Madness and Architecture: An Archaeology of Lunatic Asylums

Dr Burçak Özlüdil, Associate Dean, Albert Dorman Honors College, New Jersey Institute of Technology (USA)

Date: Thursday 19th November 2020, 19:00 GMT (online)

Convened by Dr Christina Malathouni (

Watch the event recording here

This is the first out of a series of five events under the title: "Historical and contemporary perspectives on mental health and the built environment".

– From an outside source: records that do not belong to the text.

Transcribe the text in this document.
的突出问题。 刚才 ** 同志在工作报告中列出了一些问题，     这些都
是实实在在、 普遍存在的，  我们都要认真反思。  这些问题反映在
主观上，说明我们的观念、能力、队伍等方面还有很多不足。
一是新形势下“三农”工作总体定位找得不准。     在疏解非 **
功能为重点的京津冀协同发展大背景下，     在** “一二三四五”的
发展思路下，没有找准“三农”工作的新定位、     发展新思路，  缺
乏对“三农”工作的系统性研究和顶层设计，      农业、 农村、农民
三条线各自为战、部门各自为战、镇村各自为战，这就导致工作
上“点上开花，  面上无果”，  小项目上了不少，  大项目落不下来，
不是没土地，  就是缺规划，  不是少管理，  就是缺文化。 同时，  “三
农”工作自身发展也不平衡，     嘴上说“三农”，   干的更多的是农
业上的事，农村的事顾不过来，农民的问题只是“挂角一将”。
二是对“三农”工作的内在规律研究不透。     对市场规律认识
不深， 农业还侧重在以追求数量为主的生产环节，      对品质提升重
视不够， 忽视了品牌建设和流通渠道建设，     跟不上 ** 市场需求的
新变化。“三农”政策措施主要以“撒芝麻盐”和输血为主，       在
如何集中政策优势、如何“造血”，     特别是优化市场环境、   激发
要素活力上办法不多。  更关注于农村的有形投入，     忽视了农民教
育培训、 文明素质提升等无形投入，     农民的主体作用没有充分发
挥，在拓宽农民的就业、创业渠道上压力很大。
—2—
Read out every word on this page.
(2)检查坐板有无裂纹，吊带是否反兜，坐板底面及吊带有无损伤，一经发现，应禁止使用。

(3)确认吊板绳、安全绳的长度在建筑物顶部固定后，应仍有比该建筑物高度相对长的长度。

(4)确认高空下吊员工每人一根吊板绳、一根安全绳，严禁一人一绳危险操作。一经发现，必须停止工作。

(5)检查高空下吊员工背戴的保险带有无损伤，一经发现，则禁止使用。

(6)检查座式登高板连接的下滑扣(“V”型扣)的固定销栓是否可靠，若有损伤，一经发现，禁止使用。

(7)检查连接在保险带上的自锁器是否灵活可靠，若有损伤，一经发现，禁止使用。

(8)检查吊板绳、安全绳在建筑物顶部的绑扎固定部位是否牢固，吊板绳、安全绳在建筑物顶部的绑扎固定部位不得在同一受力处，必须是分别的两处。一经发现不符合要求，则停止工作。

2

The nineteenth century was a crucial time in the history of psychiatry, tied closely with debates about civilization, civic responsibility, and medical progressivism. Architecturally speaking, it was known as the era that psychiatric practice was closely engrained in the spaces of the asylum. Envisioned as “therapeutic instruments” in and of themselves, asylums boomed in many places, particularly in Europe and America. While many were purpose-built, a considerable portion of nineteenth century asylums were repurposed buildings—a practice that has traditionally been left out of the history of psychiatry and architecture. After a brief overview of the “healing role” attributed to asylums, this talk will discuss a methodological approach in understanding non-purpose-built asylums, using Ottoman lunatic asylums as examples. In the Ottoman Empire, in the absence of “ideal” asylums, the modernization and medicalization took place in repurposed spaces of imperial complexes and hospitals. In addition to creatively using historical textual and visual sources in recovering their histories, I employ computational tools and methods (such as gaming platforms and agent-based modeling) to analyze and visualize the spatial and temporal reorganization in asylums: first, how the buildings transformed over time; second, what the life in the asylum looked like. While the former makes the “passing of time” an integral part of the building, the latter reconstructs everyday life, regulating both the mundane and medical routines. Interconnected with major shifts taking place at the social, cultural, political, economic realms, as well as within medicine and psychiatry, this talk will contextualize how modernization of mental institutions provides us with a novel angle to understand modernization.

Biographical note:

Burçak Özlüdil is an architectural historian whose research focuses on the intersection of human sciences, urban/architectural space, and uses of digital tools that facilitate scholarship in these fields. She has a bachelor of architecture degree, a master’s degree in history and theory of architecture, and a Ph.D. in Urban Systems jointly offered by NJIT and Rutgers University. Her interdisciplinary research interests are evident in her PhD thesis, entitled “Madness and Empire: The Ottoman Asylum, 1830-1930,” which was shortlisted for the BRAIS-De Gruyter 2019 Prize in Islamic Studies. Her research received support from the Social Science Research Council (USA) and Turkish Cultural Foundation.

Burçak is the co-founder of SpatioScholar, a scholarly digital platform for temporospatial analysis, which has received recognition from New York City Digital Humanities group. She was awarded a Getty Foundation Fellowship for a collaborative project on the incorporation of agent-based modeling in the study of historical space (2018-19) and a grant from the International Istanbul Biennial for a collaborative space-based Artificial Intelligence (AI) installation called [AI]stanbul (2018). She has published and presented on temporospatial analysis of psychiatric spaces, digital art/architectural history, Ottoman lunatic asylums and imperial hospitals, and Islamic architecture. She teaches courses on architectural history and digital humanities. 

This is the first out of a series of five events under the title: "Historical and contemporary perspectives on mental health and the built environment".